The Chess Detective ® was born in the Summer of 2002 edition of School Mates magazine (which soon changed its name to Chess Life for Kids) and became the name of Todd Bardwick’s popular chess column which ran for over 15 years in the national magazine.
The reason why name Chess Detective was chosen is described in the column…
“Actually, every time you play chess you can pretend that you are a famous detective. The better you become at observing clues and putting together all the pieces of the puzzle, the stronger your game will be.
Before jumping into analyzing the position, you should first make observations about the position pick up all the clues you can find. Then you can try to solve the chess mystery of figuring out the correct plan and finding the best move. A good time to gather clues is when your opponent’s clock is running.

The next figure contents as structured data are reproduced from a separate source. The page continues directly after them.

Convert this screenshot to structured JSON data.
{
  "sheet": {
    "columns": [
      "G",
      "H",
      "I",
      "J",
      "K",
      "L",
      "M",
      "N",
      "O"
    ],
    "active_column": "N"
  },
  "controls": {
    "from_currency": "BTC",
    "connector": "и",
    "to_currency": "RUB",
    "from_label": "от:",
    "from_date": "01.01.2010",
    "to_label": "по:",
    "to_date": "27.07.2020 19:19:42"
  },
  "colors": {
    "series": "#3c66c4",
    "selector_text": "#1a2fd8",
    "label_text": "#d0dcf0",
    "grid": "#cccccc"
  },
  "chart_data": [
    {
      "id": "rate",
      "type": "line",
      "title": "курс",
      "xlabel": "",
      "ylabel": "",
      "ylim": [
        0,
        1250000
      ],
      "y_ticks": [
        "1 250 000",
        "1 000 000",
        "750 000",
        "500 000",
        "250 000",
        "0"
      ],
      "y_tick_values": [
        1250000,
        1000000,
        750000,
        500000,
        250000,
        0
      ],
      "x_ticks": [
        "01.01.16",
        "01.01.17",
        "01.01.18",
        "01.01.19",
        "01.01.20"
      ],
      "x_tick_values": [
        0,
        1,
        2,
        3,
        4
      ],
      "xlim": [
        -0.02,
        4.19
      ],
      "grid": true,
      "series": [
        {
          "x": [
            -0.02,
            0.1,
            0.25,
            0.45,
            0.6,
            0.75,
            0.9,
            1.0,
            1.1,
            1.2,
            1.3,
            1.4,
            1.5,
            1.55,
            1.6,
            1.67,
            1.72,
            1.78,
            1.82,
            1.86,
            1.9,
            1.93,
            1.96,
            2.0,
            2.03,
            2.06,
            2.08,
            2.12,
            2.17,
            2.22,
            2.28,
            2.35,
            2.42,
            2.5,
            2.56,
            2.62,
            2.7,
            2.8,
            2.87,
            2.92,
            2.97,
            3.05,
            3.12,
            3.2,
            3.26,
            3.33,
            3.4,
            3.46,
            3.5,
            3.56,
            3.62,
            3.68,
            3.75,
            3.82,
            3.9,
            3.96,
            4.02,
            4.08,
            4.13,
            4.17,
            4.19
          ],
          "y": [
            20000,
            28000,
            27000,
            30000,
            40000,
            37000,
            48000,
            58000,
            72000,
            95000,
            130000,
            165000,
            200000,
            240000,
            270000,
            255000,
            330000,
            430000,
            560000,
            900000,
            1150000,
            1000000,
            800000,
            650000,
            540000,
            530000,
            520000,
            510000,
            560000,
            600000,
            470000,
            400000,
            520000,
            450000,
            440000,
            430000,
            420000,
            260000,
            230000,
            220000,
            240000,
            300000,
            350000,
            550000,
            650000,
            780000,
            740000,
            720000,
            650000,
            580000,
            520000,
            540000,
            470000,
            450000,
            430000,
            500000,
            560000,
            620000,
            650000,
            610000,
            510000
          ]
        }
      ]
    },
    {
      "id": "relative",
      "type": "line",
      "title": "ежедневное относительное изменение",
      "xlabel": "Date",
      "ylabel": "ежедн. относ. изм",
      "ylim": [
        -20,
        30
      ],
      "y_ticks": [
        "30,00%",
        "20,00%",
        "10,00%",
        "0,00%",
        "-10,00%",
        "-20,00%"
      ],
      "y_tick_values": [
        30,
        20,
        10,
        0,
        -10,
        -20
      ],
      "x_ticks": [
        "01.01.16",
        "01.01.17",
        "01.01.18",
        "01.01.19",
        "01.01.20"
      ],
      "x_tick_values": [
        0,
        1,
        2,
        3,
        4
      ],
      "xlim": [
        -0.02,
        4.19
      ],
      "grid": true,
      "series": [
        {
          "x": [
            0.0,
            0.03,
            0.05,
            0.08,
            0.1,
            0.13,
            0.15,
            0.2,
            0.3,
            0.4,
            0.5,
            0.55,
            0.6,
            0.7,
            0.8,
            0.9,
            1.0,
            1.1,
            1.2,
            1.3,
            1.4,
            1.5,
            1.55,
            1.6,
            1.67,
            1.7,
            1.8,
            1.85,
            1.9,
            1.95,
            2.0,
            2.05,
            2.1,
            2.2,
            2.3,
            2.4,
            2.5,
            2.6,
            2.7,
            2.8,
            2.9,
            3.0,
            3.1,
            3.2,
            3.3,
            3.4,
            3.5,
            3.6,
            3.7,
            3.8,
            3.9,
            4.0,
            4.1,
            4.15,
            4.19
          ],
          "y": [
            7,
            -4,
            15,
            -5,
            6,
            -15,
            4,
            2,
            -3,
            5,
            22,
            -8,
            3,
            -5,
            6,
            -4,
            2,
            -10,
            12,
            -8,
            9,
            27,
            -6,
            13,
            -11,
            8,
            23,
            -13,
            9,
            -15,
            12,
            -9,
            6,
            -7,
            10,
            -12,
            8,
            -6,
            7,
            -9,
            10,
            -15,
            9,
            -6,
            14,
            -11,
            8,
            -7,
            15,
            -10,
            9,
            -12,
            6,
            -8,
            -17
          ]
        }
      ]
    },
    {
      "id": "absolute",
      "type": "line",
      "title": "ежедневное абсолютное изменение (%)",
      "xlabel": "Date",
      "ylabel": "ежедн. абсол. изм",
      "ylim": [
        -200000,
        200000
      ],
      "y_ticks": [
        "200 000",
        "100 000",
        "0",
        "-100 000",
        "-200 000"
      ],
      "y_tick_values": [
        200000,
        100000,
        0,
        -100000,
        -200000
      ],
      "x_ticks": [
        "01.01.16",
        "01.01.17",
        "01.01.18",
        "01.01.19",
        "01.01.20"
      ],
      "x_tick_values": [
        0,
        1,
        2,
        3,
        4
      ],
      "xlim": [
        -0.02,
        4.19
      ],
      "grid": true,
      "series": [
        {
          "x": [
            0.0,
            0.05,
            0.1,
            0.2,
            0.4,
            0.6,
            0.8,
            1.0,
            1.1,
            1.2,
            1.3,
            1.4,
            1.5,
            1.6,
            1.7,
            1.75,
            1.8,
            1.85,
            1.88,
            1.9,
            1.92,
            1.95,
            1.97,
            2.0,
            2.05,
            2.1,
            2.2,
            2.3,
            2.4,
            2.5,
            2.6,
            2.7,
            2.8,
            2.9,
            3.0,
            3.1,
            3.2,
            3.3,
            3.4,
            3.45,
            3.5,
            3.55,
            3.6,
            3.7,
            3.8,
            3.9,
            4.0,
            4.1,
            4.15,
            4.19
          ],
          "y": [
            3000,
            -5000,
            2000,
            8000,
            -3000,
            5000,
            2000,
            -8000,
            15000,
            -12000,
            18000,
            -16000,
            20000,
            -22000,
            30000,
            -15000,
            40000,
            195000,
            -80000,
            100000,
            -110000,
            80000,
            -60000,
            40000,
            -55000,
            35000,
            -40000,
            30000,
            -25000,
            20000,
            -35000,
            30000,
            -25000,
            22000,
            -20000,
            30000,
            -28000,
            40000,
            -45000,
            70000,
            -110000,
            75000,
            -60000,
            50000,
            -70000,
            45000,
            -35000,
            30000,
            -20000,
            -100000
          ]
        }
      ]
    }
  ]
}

An example of chess observations from a tactical perspective is noticing simple things about the position like how the pieces are positioned in relationship to one another. For example if the king and queen end up on the same diagonal, see if there is a bishop that can pin or skewer them. Maybe they are on the same file or rank. Then you can look and see if a rook is nearby. Maybe you observe in one variation that there is potential for a back rank mate. Well that is an important clue that might come up in other lines of analysis…don’t forget about it!
From a positional point of view, say you observe your opponent has some weak pawns. Then try to figure out the best way to attack them. You may also try to imagine where the best square is for each of your pieces and then figure out how to get them there. Another observation you might make is that the queens are off the board. This may be a clue that it is safe to centralize your king. Of course, all these questions can be flipped around to observe the same things about your opponent’s pieces and position.”
In 2014 at Chess Knight with the Denver Nuggets at the Pepsi Center , the Chess Detective came to life in full costume!